GM reduced its global automotive structural cost from over 34 percent of
revenue in 2005 to 30 percent of revenue in 2006, an impressive first step
toward GM’s goal of cutting structural cost to 25 percent of revenue by
2010.
“We
made very significant progress in 2006 toward our 25 percent structural
cost goal,” Wagoner said. “At the same time, we continue to invest heavily
in future products, technology and growth markets. GM plans to increase
its global capital spending from $7.5 billion in 2006, to between $8.5
and $9 billion in 2007 and 2008.”
GM’s
commitment to quality and design leadership was reinforced in 2006 with
strong consumer and media reception to GM’s newest cars and trucks, including
the Chevrolet Tahoe, GMC Yukon, and Cadillac Escalade full-size utilities;
GMC Sierra and Chevrolet Silverado full-size pickups; the Saturn Aura midsize
sedan; Opel Corsa small car; and the Holden Commodore fullsize sedan.

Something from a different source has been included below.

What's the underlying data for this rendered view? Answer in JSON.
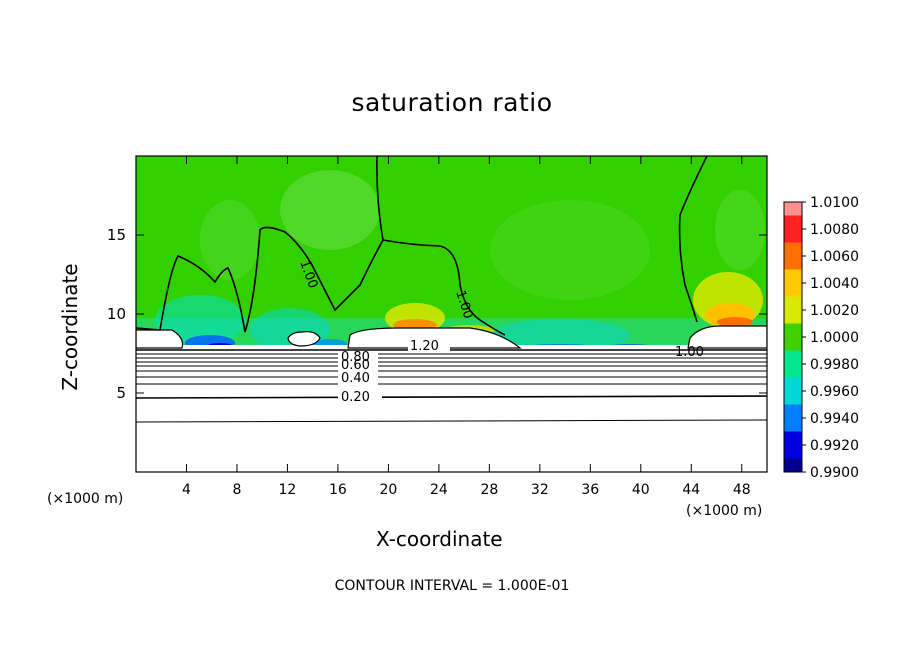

In
addition, early public reaction to the Saturn Outlook and GMC Acadia midsize
crossovers, introduced late in 2006, has been positive.
GME
posted its first full year of profitability since 1999 with adjusted earnings
of $227 million for 2006 (reported net loss of $225 million). GME had an
adjusted loss of $8 million in the fourth quarter 2006 (reported net loss
of $119 million), compared to net income of $5 million in the year-ago
quarter. GME revenue in the fourth quarter 2006 was $9 billion, up from
$8.1 billion in the same quarter 2005. Contributing to GME’s improved performance
during the year was strong revenue growth due to record volume of over
2 million units, and continued structural cost reductions.
“The
actions we’ve taken in Europe to reduce structural cost and re-energize
our product lineup is making a big impact on the business,” Wagoner noted.

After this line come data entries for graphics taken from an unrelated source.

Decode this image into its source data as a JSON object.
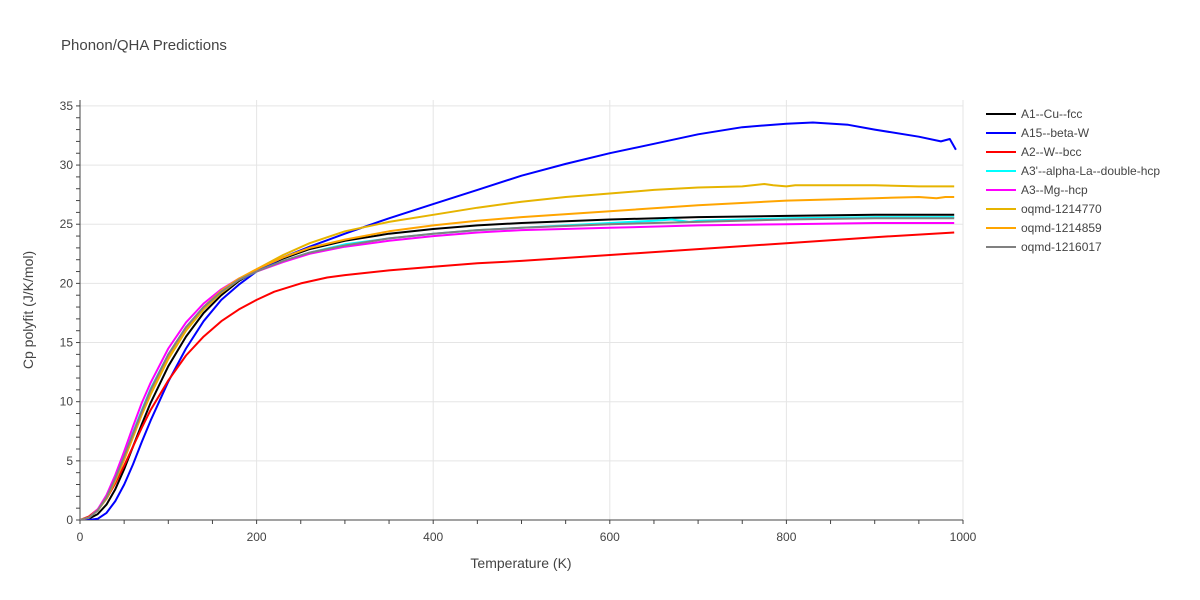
{
  "chart_data": {
    "type": "line",
    "title": "Phonon/QHA Predictions",
    "xlabel": "Temperature (K)",
    "ylabel": "Cp polyfit (J/K/mol)",
    "xlim": [
      0,
      1000
    ],
    "ylim": [
      0,
      35.5
    ],
    "x_ticks": [
      0,
      200,
      400,
      600,
      800,
      1000
    ],
    "y_ticks": [
      0,
      5,
      10,
      15,
      20,
      25,
      30,
      35
    ],
    "x_tick_labels": [
      "0",
      "200",
      "400",
      "600",
      "800",
      "1000"
    ],
    "y_tick_labels": [
      "0",
      "5",
      "10",
      "15",
      "20",
      "25",
      "30",
      "35"
    ],
    "grid": true,
    "legend_position": "top-right, outside plot",
    "series": [
      {
        "name": "A1--Cu--fcc",
        "color": "#000000",
        "x": [
          0,
          10,
          20,
          30,
          40,
          50,
          60,
          70,
          80,
          100,
          120,
          140,
          160,
          180,
          200,
          230,
          260,
          300,
          350,
          400,
          450,
          500,
          600,
          700,
          800,
          900,
          990
        ],
        "y": [
          0,
          0.1,
          0.5,
          1.3,
          2.6,
          4.3,
          6.2,
          8.1,
          9.9,
          13.0,
          15.5,
          17.5,
          19.0,
          20.2,
          21.1,
          22.1,
          22.9,
          23.6,
          24.2,
          24.6,
          24.9,
          25.1,
          25.4,
          25.6,
          25.7,
          25.8,
          25.8
        ]
      },
      {
        "name": "A15--beta-W",
        "color": "#0000ff",
        "x": [
          0,
          10,
          20,
          30,
          40,
          50,
          60,
          70,
          80,
          100,
          120,
          140,
          160,
          180,
          200,
          230,
          260,
          300,
          350,
          400,
          450,
          500,
          550,
          600,
          650,
          700,
          750,
          800,
          830,
          870,
          900,
          950,
          975,
          985,
          992
        ],
        "y": [
          0,
          0,
          0.1,
          0.6,
          1.6,
          3.0,
          4.7,
          6.6,
          8.4,
          11.7,
          14.5,
          16.8,
          18.6,
          19.9,
          21.0,
          22.2,
          23.1,
          24.2,
          25.5,
          26.7,
          27.9,
          29.1,
          30.1,
          31.0,
          31.8,
          32.6,
          33.2,
          33.5,
          33.6,
          33.4,
          33.0,
          32.4,
          32.0,
          32.2,
          31.3
        ]
      },
      {
        "name": "A2--W--bcc",
        "color": "#ff0000",
        "x": [
          0,
          10,
          20,
          30,
          40,
          50,
          60,
          70,
          80,
          100,
          120,
          140,
          160,
          180,
          200,
          220,
          250,
          280,
          300,
          350,
          400,
          450,
          500,
          600,
          700,
          800,
          900,
          990
        ],
        "y": [
          0,
          0.3,
          0.9,
          1.8,
          3.1,
          4.6,
          6.2,
          7.8,
          9.3,
          11.8,
          13.9,
          15.5,
          16.8,
          17.8,
          18.6,
          19.3,
          20.0,
          20.5,
          20.7,
          21.1,
          21.4,
          21.7,
          21.9,
          22.4,
          22.9,
          23.4,
          23.9,
          24.3
        ]
      },
      {
        "name": "A3'--alpha-La--double-hcp",
        "color": "#00ffff",
        "x": [
          0,
          10,
          20,
          30,
          40,
          50,
          60,
          70,
          80,
          100,
          120,
          140,
          160,
          180,
          200,
          230,
          260,
          300,
          350,
          400,
          450,
          500,
          550,
          600,
          650,
          670,
          690,
          700,
          750,
          800,
          900,
          990
        ],
        "y": [
          0,
          0.2,
          0.8,
          1.9,
          3.5,
          5.4,
          7.4,
          9.3,
          11.1,
          14.0,
          16.3,
          18.0,
          19.3,
          20.3,
          21.0,
          21.9,
          22.6,
          23.3,
          23.8,
          24.2,
          24.5,
          24.7,
          24.9,
          25.1,
          25.3,
          25.4,
          25.2,
          25.3,
          25.4,
          25.5,
          25.6,
          25.6
        ]
      },
      {
        "name": "A3--Mg--hcp",
        "color": "#ff00ff",
        "x": [
          0,
          10,
          20,
          30,
          40,
          50,
          60,
          70,
          80,
          100,
          120,
          140,
          160,
          180,
          200,
          230,
          260,
          300,
          350,
          400,
          450,
          500,
          600,
          700,
          800,
          900,
          990
        ],
        "y": [
          0,
          0.2,
          0.9,
          2.1,
          3.8,
          5.8,
          7.9,
          9.9,
          11.6,
          14.5,
          16.7,
          18.3,
          19.5,
          20.4,
          21.0,
          21.8,
          22.5,
          23.1,
          23.6,
          24.0,
          24.3,
          24.5,
          24.7,
          24.9,
          25.0,
          25.1,
          25.1
        ]
      },
      {
        "name": "oqmd-1214770",
        "color": "#e6b400",
        "x": [
          0,
          10,
          20,
          30,
          40,
          50,
          60,
          70,
          80,
          100,
          120,
          140,
          160,
          180,
          200,
          230,
          260,
          300,
          350,
          400,
          450,
          500,
          550,
          600,
          650,
          700,
          750,
          775,
          785,
          800,
          810,
          850,
          900,
          950,
          990
        ],
        "y": [
          0,
          0.2,
          0.8,
          1.8,
          3.3,
          5.1,
          7.0,
          8.9,
          10.6,
          13.6,
          16.0,
          17.8,
          19.2,
          20.3,
          21.2,
          22.4,
          23.4,
          24.4,
          25.2,
          25.8,
          26.4,
          26.9,
          27.3,
          27.6,
          27.9,
          28.1,
          28.2,
          28.4,
          28.3,
          28.2,
          28.3,
          28.3,
          28.3,
          28.2,
          28.2
        ]
      },
      {
        "name": "oqmd-1214859",
        "color": "#ffa500",
        "x": [
          0,
          10,
          20,
          30,
          40,
          50,
          60,
          70,
          80,
          100,
          120,
          140,
          160,
          180,
          200,
          230,
          260,
          300,
          350,
          400,
          450,
          500,
          600,
          700,
          800,
          900,
          950,
          970,
          980,
          990
        ],
        "y": [
          0,
          0.2,
          0.8,
          1.9,
          3.4,
          5.2,
          7.1,
          9.0,
          10.8,
          13.8,
          16.2,
          18.0,
          19.4,
          20.4,
          21.2,
          22.2,
          23.0,
          23.7,
          24.4,
          24.9,
          25.3,
          25.6,
          26.1,
          26.6,
          27.0,
          27.2,
          27.3,
          27.2,
          27.3,
          27.3
        ]
      },
      {
        "name": "oqmd-1216017",
        "color": "#808080",
        "x": [
          0,
          10,
          20,
          30,
          40,
          50,
          60,
          70,
          80,
          100,
          120,
          140,
          160,
          180,
          200,
          230,
          260,
          300,
          350,
          400,
          450,
          500,
          600,
          700,
          800,
          900,
          990
        ],
        "y": [
          0,
          0.2,
          0.8,
          1.9,
          3.5,
          5.4,
          7.3,
          9.2,
          11.0,
          14.0,
          16.3,
          18.0,
          19.3,
          20.3,
          21.0,
          21.9,
          22.6,
          23.2,
          23.8,
          24.2,
          24.5,
          24.7,
          25.0,
          25.2,
          25.4,
          25.5,
          25.5
        ]
      }
    ]
  }
}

“And our multi-brand approach in Europe is really getting traction. The
Opel/Vauxhall brands are strengthening, led by products like the all-new
Corsa and segment-leading Meriva and Zafira. And, the Chevrolet brand again
achieved record sales, while Saab and Cadillac also demonstrated strong
growth. And we’re especially pleased with our progress in Russia , where
GM sales grew 73 percent in 2006.”
GMAP
delivered adjusted earnings of $441 million in 2006 (reported net income
of $1.2 billion), compared with $557 million in 2005, with the decline
totally attributable to the loss of Suzuki equity income in 2006, as a
result of the divestiture of most of GM’s holdings in Suzuki Motor Corp.
For the fourth quarter of 2006, GMAP’s adjusted earnings were $122 million
(reported net income of $135 million) , consistent with the same quarter
2005 earnings of $124 million. Record 2006 sales of GM Daewoo products
contributed to GM’s continued strong performance in the region, headlined
by sales gains of 32 percent in China and 19 percent in Korea.
“The
AP region remains the core of GM’s global growth strategy. In 2006, GM
advanced its leading position in China , again improving its market share
to almost 12 percent. We also announced plans to add a new assembly plant
in India to take advantage of opportunities in that important market, and
we continue to grow in Korea ,” Wagoner said.
GM’s
LAAM region delivered its best financial performance in 10 years with adjusted
earnings of $533 million in 2006 (reported net income of $490 million),
an improvement of $381 million over 2005. GMLAAM also recorded adjusted
and reported fourth quarter earnings of $128 million, up from adjusted
earnings of $63 million in the same quarter of 2005. These improvements
were driven by record revenue and volume for the region, and significant
gains at GM do Brasil.
“By
cost-effectively leveraging GM’s products and resources from around the
world, GM LAAM has been able to take advantage of growth opportunities
throughout the region, achieving milestone sales of over 1 million units
and impressive revenue and profit results,” Wagoner said.